SentinelOne is in the process of transitioning its production system to a new cloud-based architecture built on the principles of infrastructure as code. The company said a control system that will soon be deprecated was triggered by the creation of a new account. A software flaw in that control system’s configuration comparison function misidentified discrepancies and applied what it believed to be the correct configuration state, overwriting prior network settings.
The Mountain View, Calif.-based company said customer endpoints continued to operate but security teams were unable to access management consoles and other related services.
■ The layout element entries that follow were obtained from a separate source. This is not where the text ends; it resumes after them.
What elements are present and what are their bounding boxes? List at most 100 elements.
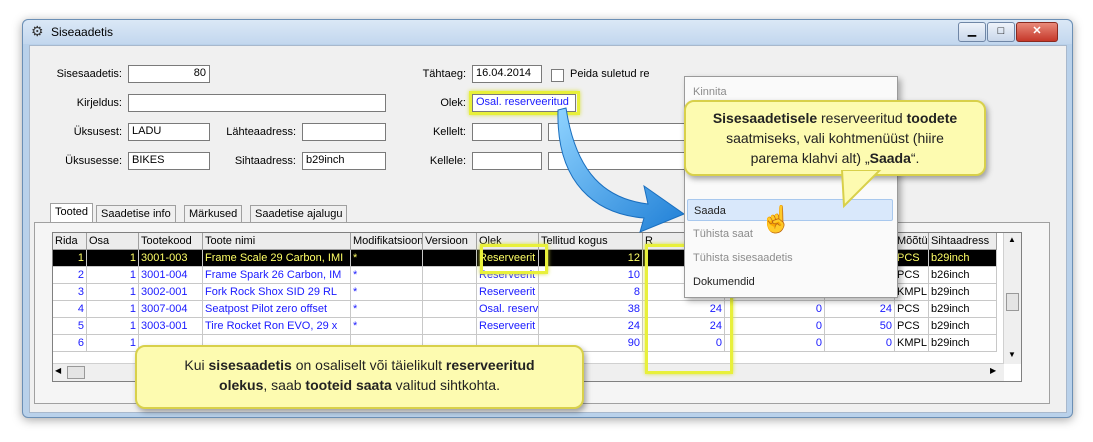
close-button[interactable]: ✕: [1016, 22, 1058, 42]
yksusest-field[interactable]: LADU: [128, 123, 210, 141]
table-cell-tootekood[interactable]: 3003-001: [139, 318, 203, 335]
table-cell-col10[interactable]: 50: [825, 318, 895, 335]
table-cell-modifikatsioon[interactable]: *: [351, 301, 423, 318]
column-header-tellitud-kogus[interactable]: Tellitud kogus: [539, 233, 643, 250]
table-cell-versioon[interactable]: [423, 284, 477, 301]
olek-label: Olek:: [440, 97, 466, 109]
table-cell-tellitud-kogus[interactable]: 38: [539, 301, 643, 318]
vertical-scrollbar[interactable]: ▲ ▼: [1003, 233, 1021, 364]
callout-bottom-t2: on osaliselt või täielikult: [291, 357, 446, 373]
tab-saadetise-info[interactable]: Saadetise info: [96, 205, 176, 223]
tab-saadetise-ajalugu[interactable]: Saadetise ajalugu: [250, 205, 348, 223]
column-header-rida[interactable]: Rida: [53, 233, 87, 250]
window-icon: ⚙: [31, 23, 44, 39]
table-cell-versioon[interactable]: [423, 318, 477, 335]
callout-bottom-t4: valitud sihtkohta.: [391, 377, 500, 393]
table-cell-modifikatsioon[interactable]: *: [351, 318, 423, 335]
table-cell-olek[interactable]: Osal. reserv: [477, 301, 539, 318]
column-header-sihtaadress[interactable]: Sihtaadress: [929, 233, 997, 250]
tahtaeg-field[interactable]: 16.04.2014: [472, 65, 542, 83]
sihtaadress-field[interactable]: b29inch: [302, 152, 386, 170]
tab-markused[interactable]: Märkused: [184, 205, 243, 223]
table-cell-sihtaadress[interactable]: b29inch: [929, 318, 997, 335]
table-cell-rida[interactable]: 6: [53, 335, 87, 352]
kirjeldus-field[interactable]: [128, 94, 386, 112]
table-cell-sihtaadress[interactable]: b29inch: [929, 335, 997, 352]
yksusesse-field[interactable]: BIKES: [128, 152, 210, 170]
table-cell-mootuhik[interactable]: KMPL: [895, 284, 929, 301]
table-cell-col9[interactable]: 0: [725, 301, 825, 318]
table-cell-mootuhik[interactable]: KMPL: [895, 335, 929, 352]
table-cell-col9[interactable]: 0: [725, 318, 825, 335]
table-cell-osa[interactable]: 1: [87, 335, 139, 352]
table-cell-rida[interactable]: 1: [53, 250, 87, 267]
table-cell-versioon[interactable]: [423, 267, 477, 284]
column-header-tootekood[interactable]: Tootekood: [139, 233, 203, 250]
scroll-right-icon[interactable]: ▶: [990, 366, 1000, 378]
table-cell-sihtaadress[interactable]: b29inch: [929, 301, 997, 318]
lahteaadress-field[interactable]: [302, 123, 386, 141]
table-cell-osa[interactable]: 1: [87, 301, 139, 318]
table-cell-osa[interactable]: 1: [87, 318, 139, 335]
table-cell-osa[interactable]: 1: [87, 267, 139, 284]
table-cell-rida[interactable]: 3: [53, 284, 87, 301]
table-cell-modifikatsioon[interactable]: *: [351, 267, 423, 284]
table-cell-tellitud-kogus[interactable]: 12: [539, 250, 643, 267]
table-cell-tootekood[interactable]: 3001-004: [139, 267, 203, 284]
table-cell-tellitud-kogus[interactable]: 10: [539, 267, 643, 284]
hscroll-thumb[interactable]: [67, 366, 85, 379]
table-cell-toote-nimi[interactable]: Frame Spark 26 Carbon, IM: [203, 267, 351, 284]
table-cell-olek[interactable]: Reserveerit: [477, 284, 539, 301]
callout-bottom-b1: sisesaadetis: [208, 357, 292, 373]
table-cell-versioon[interactable]: [423, 250, 477, 267]
kellelt-field[interactable]: [472, 123, 542, 141]
peida-checkbox[interactable]: [551, 69, 564, 82]
maximize-button[interactable]: □: [987, 22, 1015, 42]
table-cell-rida[interactable]: 2: [53, 267, 87, 284]
table-cell-col9[interactable]: 0: [725, 335, 825, 352]
table-cell-sihtaadress[interactable]: b29inch: [929, 250, 997, 267]
title-bar[interactable]: ⚙ Siseaadetis ▁ □ ✕: [23, 20, 1072, 44]
table-cell-sihtaadress[interactable]: b26inch: [929, 267, 997, 284]
sisesaadetis-field[interactable]: 80: [128, 65, 210, 83]
table-cell-rida[interactable]: 5: [53, 318, 87, 335]
table-cell-toote-nimi[interactable]: Tire Rocket Ron EVO, 29 x: [203, 318, 351, 335]
table-cell-rida[interactable]: 4: [53, 301, 87, 318]
table-cell-col10[interactable]: 0: [825, 335, 895, 352]
lahteaadress-label: Lähteaadress:: [226, 126, 296, 138]
column-header-toote-nimi[interactable]: Toote nimi: [203, 233, 351, 250]
table-cell-toote-nimi[interactable]: Frame Scale 29 Carbon, IMI: [203, 250, 351, 267]
scroll-left-icon[interactable]: ◀: [55, 366, 65, 378]
tab-tooted[interactable]: Tooted: [50, 203, 94, 223]
column-header-osa[interactable]: Osa: [87, 233, 139, 250]
table-cell-tootekood[interactable]: 3001-003: [139, 250, 203, 267]
kellele-field[interactable]: [472, 152, 542, 170]
table-cell-toote-nimi[interactable]: Seatpost Pilot zero offset: [203, 301, 351, 318]
table-cell-mootuhik[interactable]: PCS: [895, 318, 929, 335]
table-cell-sihtaadress[interactable]: b29inch: [929, 284, 997, 301]
table-cell-osa[interactable]: 1: [87, 284, 139, 301]
table-cell-mootuhik[interactable]: PCS: [895, 250, 929, 267]
minimize-button[interactable]: ▁: [958, 22, 986, 42]
column-header-mootuhik[interactable]: Mõõtühik: [895, 233, 929, 250]
table-cell-tellitud-kogus[interactable]: 8: [539, 284, 643, 301]
column-header-versioon[interactable]: Versioon: [423, 233, 477, 250]
table-cell-olek[interactable]: Reserveerit: [477, 318, 539, 335]
menu-item-dokumendid[interactable]: Dokumendid: [687, 271, 893, 293]
callout-top-b3: Saada: [869, 150, 911, 166]
table-cell-mootuhik[interactable]: PCS: [895, 301, 929, 318]
table-cell-modifikatsioon[interactable]: *: [351, 284, 423, 301]
scroll-up-icon[interactable]: ▲: [1006, 235, 1018, 247]
scroll-thumb[interactable]: [1006, 293, 1019, 311]
table-cell-col10[interactable]: 24: [825, 301, 895, 318]
table-cell-osa[interactable]: 1: [87, 250, 139, 267]
table-cell-modifikatsioon[interactable]: *: [351, 250, 423, 267]
table-cell-tootekood[interactable]: 3002-001: [139, 284, 203, 301]
table-cell-versioon[interactable]: [423, 301, 477, 318]
column-header-modifikatsioon[interactable]: Modifikatsioon: [351, 233, 423, 250]
table-cell-tootekood[interactable]: 3007-004: [139, 301, 203, 318]
table-cell-mootuhik[interactable]: PCS: [895, 267, 929, 284]
table-cell-tellitud-kogus[interactable]: 24: [539, 318, 643, 335]
scroll-down-icon[interactable]: ▼: [1006, 350, 1018, 362]
table-cell-toote-nimi[interactable]: Fork Rock Shox SID 29 RL: [203, 284, 351, 301]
This loss of access “significantly impacted their ability to manage their security operations and access important data,” the company said.
SentinelOne assured enterprise customers that their endpoints were protected and that no SentinelOne security data was lost during the outage.
“A core design principle of the SentinelOne architecture is to ensure protection and prevention capabilities continue uninterrupted without constant cloud connectivity or human dependency for detection and response — even in the case of service interruptions, of any kind, including events like this one,” the company said.
The incident did not impact SentinelOne’s federal customers, including those using GovCloud, according to the company, which said that it nonetheless alerted federal customers for situational-awareness and transparency purposes.
The company provided a detailed timeline of the outage, showing that it began at 9:37 a.m. ET and was declared resolved by 4:05 p.m. ET.
Analysts said the outage raised immediate concerns about transparency on the status of their respective security environments.
“Vendors must communicate quickly and transparently with customers during outages so they can appropriately prepare, plan, and communicate with executives about it,” Allie Mellen, principal analyst for security and risk at Forrester, told Cybersecurity Dive via email. “Further, it’s crucial that vendors have some out-of-band communication methods (for example, an independent, public status page) for updates on outages like these.”
The outage comes at a time when software integrity and business continuity have become ongoing concerns in the cybersecurity and broader software industry. A flawed software update from CrowdStrike, a major SentinelOne competitor, crippled more than 8.5 million Microsoft Windows computers.
In a July 2024 conference call, SentinelOne boasted about how it was fielding new customer inquiries in the aftermath of the CrowdStrike outage. CEO Tomer Weingarten said the concerns raised by that outage would “play out for years” as companies addressed the liabilities and risk issues linked to the incident.